Court says Vizio’s secret smart TV tracking class-action settlement can move forward

A long-running class-action lawsuit filed after consumer electronics giant Vizio was caught spying on customer viewing habits can be settled, subject to a final approval, a court has ruled.

The group of Vizio customers alleged in its 2016-filed complaint that the company was covertly collecting viewing data from customers’ internet-connected smart TVs.

U.S. District Judge Josephine Staton said in a ruling on Friday that the settlement is preliminarily approved, subject to any final complaints or objections from Vizio. That will secure a settlement of $17 million for an estimated 16 million Vizio customers affected by the television tracking.

That should amount to a little over a dollar per affected customer, but will be drastically less after attorneys fees and expenses.

Vizio will also be compelled to make “certain business practice changes,” including displaying on-screen prompts and give the customer the ability to opt-out of data collection. Any historical viewing data collected to date must also be deleted, the proposed order says.

A spokesperson for Vizio did not immediately respond to a request for comment

The proposed settlement comes almost two years after the Federal Trade Commission took a shot at the company, fining the company a total of $2.2 million for its covert tracking.

According to the FTC, the company’s covert customer data collection was vast. Vizio collected a portion of the television display “on a second-by-second basis” to see if “matched to a database of TV, movie, and commercial content,” allowing the company to know exactly what consumers were watching at any given time.

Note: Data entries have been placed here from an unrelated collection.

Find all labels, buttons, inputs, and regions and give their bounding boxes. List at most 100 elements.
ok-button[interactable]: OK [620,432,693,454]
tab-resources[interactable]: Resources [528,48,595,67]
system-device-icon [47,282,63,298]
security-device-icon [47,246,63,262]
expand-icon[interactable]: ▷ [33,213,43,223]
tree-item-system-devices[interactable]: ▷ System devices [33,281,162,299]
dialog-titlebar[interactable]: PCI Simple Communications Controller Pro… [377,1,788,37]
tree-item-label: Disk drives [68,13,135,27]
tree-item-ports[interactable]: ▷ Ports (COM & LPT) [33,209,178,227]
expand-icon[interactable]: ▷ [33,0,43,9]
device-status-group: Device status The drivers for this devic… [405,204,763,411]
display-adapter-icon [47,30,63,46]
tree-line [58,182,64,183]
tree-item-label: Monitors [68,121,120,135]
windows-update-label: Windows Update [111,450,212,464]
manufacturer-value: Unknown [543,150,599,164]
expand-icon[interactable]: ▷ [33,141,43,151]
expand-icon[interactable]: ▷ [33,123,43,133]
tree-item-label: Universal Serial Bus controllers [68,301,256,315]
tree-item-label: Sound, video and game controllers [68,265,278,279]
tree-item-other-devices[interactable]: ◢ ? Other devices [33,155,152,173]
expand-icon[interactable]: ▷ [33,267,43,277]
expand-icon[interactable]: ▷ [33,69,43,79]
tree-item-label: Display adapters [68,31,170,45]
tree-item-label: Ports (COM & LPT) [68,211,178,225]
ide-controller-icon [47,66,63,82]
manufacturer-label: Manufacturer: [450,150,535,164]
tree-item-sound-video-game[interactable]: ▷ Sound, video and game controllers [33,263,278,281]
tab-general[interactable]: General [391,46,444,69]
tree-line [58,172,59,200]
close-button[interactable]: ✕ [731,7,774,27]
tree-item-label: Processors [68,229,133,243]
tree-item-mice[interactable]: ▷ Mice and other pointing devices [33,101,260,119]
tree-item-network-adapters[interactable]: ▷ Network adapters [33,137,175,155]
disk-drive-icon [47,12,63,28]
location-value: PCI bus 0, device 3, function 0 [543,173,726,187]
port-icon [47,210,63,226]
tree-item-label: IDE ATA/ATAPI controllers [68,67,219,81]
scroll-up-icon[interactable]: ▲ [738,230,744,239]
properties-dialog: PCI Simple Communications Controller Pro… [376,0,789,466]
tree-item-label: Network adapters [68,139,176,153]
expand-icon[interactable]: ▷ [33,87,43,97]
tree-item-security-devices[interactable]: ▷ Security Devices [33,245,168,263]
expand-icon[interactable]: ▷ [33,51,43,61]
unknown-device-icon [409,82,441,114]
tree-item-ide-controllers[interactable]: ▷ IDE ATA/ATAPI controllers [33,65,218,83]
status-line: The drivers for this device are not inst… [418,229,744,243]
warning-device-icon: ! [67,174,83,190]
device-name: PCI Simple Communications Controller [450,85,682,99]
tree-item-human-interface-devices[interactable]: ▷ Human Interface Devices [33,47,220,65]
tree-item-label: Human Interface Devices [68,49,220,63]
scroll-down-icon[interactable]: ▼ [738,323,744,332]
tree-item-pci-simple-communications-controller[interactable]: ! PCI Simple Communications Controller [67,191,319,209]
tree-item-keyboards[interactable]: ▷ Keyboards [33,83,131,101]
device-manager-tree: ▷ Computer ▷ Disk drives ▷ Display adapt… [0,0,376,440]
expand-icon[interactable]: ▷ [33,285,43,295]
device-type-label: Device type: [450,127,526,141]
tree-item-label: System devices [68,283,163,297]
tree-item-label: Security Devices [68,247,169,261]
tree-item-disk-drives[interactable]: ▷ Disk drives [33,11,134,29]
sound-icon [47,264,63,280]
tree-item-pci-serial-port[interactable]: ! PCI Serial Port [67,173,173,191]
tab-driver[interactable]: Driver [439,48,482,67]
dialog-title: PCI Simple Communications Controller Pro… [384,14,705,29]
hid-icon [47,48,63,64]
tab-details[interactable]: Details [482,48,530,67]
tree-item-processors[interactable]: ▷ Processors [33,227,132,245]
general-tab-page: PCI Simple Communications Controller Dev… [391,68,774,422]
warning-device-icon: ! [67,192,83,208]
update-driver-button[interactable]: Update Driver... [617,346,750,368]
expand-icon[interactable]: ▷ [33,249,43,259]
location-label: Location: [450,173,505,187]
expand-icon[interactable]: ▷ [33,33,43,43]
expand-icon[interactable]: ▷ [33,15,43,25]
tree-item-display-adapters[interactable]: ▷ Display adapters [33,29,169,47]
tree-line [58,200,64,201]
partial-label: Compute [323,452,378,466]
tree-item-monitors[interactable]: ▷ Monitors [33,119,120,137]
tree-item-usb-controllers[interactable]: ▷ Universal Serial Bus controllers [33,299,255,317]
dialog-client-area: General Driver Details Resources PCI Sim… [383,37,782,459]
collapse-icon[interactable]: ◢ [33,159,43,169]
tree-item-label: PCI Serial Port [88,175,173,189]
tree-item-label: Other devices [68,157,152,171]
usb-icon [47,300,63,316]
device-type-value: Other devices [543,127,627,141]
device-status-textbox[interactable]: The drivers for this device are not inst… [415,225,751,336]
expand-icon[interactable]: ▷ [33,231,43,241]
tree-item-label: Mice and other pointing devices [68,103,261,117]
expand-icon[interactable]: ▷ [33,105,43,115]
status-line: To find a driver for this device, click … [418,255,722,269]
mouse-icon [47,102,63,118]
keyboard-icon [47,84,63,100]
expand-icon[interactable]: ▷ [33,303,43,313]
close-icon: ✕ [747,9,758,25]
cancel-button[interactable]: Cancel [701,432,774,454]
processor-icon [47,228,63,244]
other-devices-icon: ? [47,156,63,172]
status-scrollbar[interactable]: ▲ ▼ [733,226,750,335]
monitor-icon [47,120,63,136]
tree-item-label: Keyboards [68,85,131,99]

Vizio captured “as many as 100 billion data points each day from millions of TVs,” according to the FTC’s initial complaint.

The company said that this was part of its “smart interactivity,” part of which was to suggest television and movie content based on what a customer has already watched.

But the FTC said that Vizio “turned that mountain of data into cash by selling consumers’ viewing histories to advertisers and others.” Not only that, this data was provided to data aggregators to build up profiles on unwitting consumers who were further targeted by trackers and advertisers.

And it did this without the user’s consent or knowledge. The FTC forced the company to stop tracking what its customers watch. Yet, as part of the FTC’s settlement, Vizio neither admitted nor denied the allegations.

A final decision on the class action suit will be held before the next hearing on May 31.